AF CyberWorx is a new venture for the Air Force, a public-private design center focused on cyber capability that melds AF, academic and industry expertise with state of the art technology and innovative thinking to solve wicked operational problems.
AF CyberWorx stood up in the fall of 2016 and in the first year we’ve tackled several AF problems using “design thinking” as our methodology. This approach focuses on rapid prototyping and teaches a willingness to take risks. We try to fail fast so that we can succeed sooner.

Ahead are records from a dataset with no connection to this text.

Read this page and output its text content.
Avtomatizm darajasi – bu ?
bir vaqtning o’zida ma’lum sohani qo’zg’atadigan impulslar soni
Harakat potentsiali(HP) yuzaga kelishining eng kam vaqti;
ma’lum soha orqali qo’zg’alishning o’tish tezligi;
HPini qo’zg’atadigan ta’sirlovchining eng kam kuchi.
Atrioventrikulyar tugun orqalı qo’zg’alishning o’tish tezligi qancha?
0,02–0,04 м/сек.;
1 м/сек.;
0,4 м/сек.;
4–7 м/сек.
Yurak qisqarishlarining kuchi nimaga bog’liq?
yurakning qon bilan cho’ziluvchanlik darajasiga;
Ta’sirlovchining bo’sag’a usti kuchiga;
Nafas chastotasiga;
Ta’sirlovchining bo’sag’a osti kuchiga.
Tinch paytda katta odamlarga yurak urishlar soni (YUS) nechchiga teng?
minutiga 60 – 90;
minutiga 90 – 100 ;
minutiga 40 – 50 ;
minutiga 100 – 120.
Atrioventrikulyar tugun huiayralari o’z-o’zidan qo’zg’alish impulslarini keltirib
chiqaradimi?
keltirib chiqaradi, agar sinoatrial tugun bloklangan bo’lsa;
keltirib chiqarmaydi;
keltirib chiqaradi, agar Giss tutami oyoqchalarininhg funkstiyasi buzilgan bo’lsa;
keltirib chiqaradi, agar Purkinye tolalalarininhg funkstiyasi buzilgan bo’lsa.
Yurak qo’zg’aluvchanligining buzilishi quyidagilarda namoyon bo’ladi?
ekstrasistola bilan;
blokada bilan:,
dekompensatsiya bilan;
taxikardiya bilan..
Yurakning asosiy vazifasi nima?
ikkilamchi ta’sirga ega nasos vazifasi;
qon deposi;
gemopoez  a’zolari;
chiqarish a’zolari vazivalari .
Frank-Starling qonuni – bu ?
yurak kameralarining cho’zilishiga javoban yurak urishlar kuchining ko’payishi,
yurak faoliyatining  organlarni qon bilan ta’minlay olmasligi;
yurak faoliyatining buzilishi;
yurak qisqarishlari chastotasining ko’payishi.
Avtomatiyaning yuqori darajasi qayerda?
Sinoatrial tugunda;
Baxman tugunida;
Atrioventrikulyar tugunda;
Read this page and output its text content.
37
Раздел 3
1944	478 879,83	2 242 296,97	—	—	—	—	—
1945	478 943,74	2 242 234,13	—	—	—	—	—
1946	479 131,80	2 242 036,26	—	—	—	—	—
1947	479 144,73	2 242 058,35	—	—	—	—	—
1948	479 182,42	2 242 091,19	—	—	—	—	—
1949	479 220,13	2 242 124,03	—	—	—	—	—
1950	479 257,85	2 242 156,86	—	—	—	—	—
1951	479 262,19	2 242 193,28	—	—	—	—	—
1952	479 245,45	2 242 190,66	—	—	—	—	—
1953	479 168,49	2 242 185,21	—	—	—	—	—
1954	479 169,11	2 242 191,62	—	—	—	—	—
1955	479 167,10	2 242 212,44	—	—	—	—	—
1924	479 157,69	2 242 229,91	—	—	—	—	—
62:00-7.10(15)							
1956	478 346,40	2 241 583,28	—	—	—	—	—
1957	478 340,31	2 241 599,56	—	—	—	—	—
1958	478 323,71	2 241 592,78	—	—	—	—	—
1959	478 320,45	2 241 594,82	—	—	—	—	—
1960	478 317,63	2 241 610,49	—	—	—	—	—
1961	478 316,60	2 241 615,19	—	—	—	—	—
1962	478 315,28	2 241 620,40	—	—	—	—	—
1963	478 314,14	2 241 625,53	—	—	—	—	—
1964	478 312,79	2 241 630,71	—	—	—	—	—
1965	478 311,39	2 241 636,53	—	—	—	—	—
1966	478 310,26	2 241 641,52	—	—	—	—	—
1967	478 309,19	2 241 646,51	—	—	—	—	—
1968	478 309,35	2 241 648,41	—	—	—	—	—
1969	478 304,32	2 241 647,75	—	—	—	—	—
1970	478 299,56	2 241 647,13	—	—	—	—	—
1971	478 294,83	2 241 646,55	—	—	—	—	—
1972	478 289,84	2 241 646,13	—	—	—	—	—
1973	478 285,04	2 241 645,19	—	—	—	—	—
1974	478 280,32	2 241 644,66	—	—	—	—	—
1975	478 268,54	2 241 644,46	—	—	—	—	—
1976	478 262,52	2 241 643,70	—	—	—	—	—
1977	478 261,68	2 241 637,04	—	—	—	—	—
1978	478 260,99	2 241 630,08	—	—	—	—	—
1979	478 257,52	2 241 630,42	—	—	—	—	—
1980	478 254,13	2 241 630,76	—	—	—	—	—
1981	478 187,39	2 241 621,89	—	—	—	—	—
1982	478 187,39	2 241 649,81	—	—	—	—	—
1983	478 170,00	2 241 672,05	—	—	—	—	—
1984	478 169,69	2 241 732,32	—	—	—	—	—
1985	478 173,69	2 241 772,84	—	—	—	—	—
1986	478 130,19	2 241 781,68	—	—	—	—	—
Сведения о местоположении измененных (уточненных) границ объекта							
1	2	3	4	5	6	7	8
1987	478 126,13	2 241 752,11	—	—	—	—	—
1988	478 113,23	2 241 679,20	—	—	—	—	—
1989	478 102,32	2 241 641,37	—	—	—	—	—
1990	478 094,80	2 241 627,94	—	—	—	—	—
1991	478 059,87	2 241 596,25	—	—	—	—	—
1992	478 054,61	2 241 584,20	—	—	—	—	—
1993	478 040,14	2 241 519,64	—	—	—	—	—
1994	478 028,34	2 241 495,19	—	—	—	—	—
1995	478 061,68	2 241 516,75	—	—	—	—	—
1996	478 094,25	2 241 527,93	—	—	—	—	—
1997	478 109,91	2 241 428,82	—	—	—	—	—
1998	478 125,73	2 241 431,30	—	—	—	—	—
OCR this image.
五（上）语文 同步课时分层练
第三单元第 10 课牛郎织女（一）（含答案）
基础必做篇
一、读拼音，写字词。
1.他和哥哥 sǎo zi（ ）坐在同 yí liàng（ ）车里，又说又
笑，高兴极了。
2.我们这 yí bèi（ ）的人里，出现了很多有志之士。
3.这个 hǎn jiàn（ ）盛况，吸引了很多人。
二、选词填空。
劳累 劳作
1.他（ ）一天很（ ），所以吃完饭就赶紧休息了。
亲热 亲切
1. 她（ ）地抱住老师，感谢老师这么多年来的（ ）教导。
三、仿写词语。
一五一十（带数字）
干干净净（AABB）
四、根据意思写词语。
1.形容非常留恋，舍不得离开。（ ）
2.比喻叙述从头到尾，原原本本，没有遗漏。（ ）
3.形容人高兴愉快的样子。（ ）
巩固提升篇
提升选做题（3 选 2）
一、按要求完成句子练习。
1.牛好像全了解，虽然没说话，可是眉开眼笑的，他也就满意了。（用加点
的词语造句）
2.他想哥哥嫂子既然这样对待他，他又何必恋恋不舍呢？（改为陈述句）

We are growing. We currently have the capacity to have 2-3 simultaneous design efforts underway, but we’ve been directed to expand that up to 10 simultaneous projects in campus studios and maker spaces. To support that, we have plans to build a 33,000 square foot facility as a public-private partnership.
Behind the Scenes at CyberWorx
We’re celebrating the anniversary of Air Force CyberWorx. In a year we’ve completed 10 design sprints; worked with over 100 Air Force and DoD operators on wicked problems; taught nearly 75 cadets “design thinking” methods; sent cadets for internships and brought almost 50 industry and academic partners into our studios to help us solve AF problems by pioneering new contracting mechanisms with the help of USAFA’s legal, contracting, security, and communications squadrons.
These programs affect a lot of people and organizations, but we need more. The Air Force has directed expanded capacity: up to 10 simultaneous projects in campus studios and maker spaces. That means more work for USAFA’s facilities, personnel, planning, finance, and donor support teams as we press forward.
Why this big push? Why is it worth it? To overcome risk aversion. Risk aversion has always existed, but for many reasons and over many years some in government have let themselves succumb to the notion that we learn more from timid successes than bold failures. In the cyber age this is a deadly affliction.
For the U.S. to be competitive in a digital-age war, we must build warriors who bring creativity to bear and processes to support ideas agilely. General John Hyten, one of the instigators of CyberWorx and now commander of U.S. Strategic Command, argues for a culture in which we can try things out and fail so we can learn and move forward. “We have got to get back to where we allow people to take risk,” he says.
It’s why we use “design thinking” as methodology: The rapid-prototyping and “fail fast to succeed sooner” stance teaches a willingness to take risks and delivers capability faster to move forward while engendering a healthier risk appetite in the Air Force.
The results of our design work this first year have shortened the training time for active duty cyber operators – saving money while accelerating how we build up the cyber force – and changed the way cyber operators assess risks to core AF missions at bases. We’ve seen a new commercial capability for crowd-sourcing cyber training materials; seen three of our industry partners team up to pool their intellectual property to propose a new way of presenting cyber risks to mission commanders, designed the data architecture of the smart base of the future, and had cadets make changes to the Air Force level policies governing how we operate in cyber, based on what they learned during trips to other bases.
The best is ahead for Air Force CyberWorx. Thank you for helping us along this journey as we ignite innovation and unlock the power of cyber for America’s Air Force right here at USAFA!